Actually, your syntax and phrasing means you are Doron. No one else quite writes like that: references to "based on", "belonging", "ability", "fundamental notion", "distinguished". And it takes no one of any great intellect to see that you stopped presenting this as a curio sent to you, and made it clear this was your theory.
 
  • #17
Look, I am Russian student and many students in our class think that the attached paper in my first post is an interesting work.

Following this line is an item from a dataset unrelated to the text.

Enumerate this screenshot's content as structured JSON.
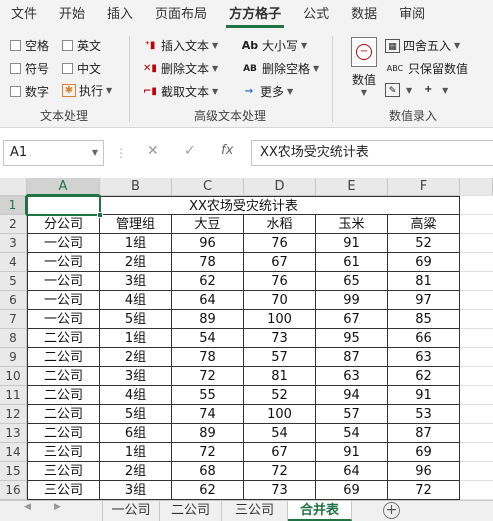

For the past two weeks we discussed about this work in our class, and when we showed it to our professors they reacted like you, without giving any rigorous proofs to our claims.

I think that something is wrong here because no one of our professors and (yet) no one of you in this forum really gave a rigorous logical proof, that clearly shows that this work fails.
 
  • #18
Then many students in your class are complete fools. As I know lots of Russian educated mathematicians, I know that generally they are actually far more educated than other nationalities of students, so I don't believe for one second that there is a class of them who thinks anything written by Doron is remotely interesting or sound.

Tell you what, why don't you define all of the terms in that pdf that are not part of any rigorous mathematical framework, to use a Doronism. Though I wouldn't bother posting youe definitions here cos no one will be bothered with them.

Please, check out the history of this crank, crackpot and general ignoramus.
 
  • #19
Then many students in your class are complete fools.
I am going to show it two my class.

We have decided that we are going to send this work to other students around the world. We did it, and today we know of about more than 100 students that have this work and no one of them got until now any rigorous proof that shows that this work fails.
 
  • #20
You should also show them the bit where I say that I think Russian educated mathematicians aren't fools, then, and thus that you are Doron, right down to his syntax, grammar, and style.
 
  • #21
This is my last post in this forum.

I put it in a word file and I will show it to my class at monday.

If you have a rigorous proof to show that the work at the first post failes, then write it down here.
 
  • #22
I can't quite believe that I'm doing this, but let's play the game for one post:

Surely any Russian mathematician would notice that point 4 of page 2 contains a conclusion that is ridiculous, since Sup(L) =r, which is irrational, though you/he states it is rational. Of course if you are saying you don't know what a Sup is then that only adds to the mystery of claiming to be a Russian student (you misspelled russian, by the way in the first post). Unless you're a Russian student of something other than Maths, that is.

The sentence immediately after statement 4 is utter tripe and doesn't make sense in English, never mind mathematics.

The dialog's first exchange indicates that Doron is completely unaware that the denseness of Q or the irrationals in R is not a statement about their cardinality, and in fact that he is a crank who can't be bothered to learn the definitions.

It is, in short, utter crap that doesn't make any sense. It's a little hard to explain in "rigorous" terms why it is not correct, since the answer is "it's meaningless strings of symbols". Why don't you try explaining why it is correct?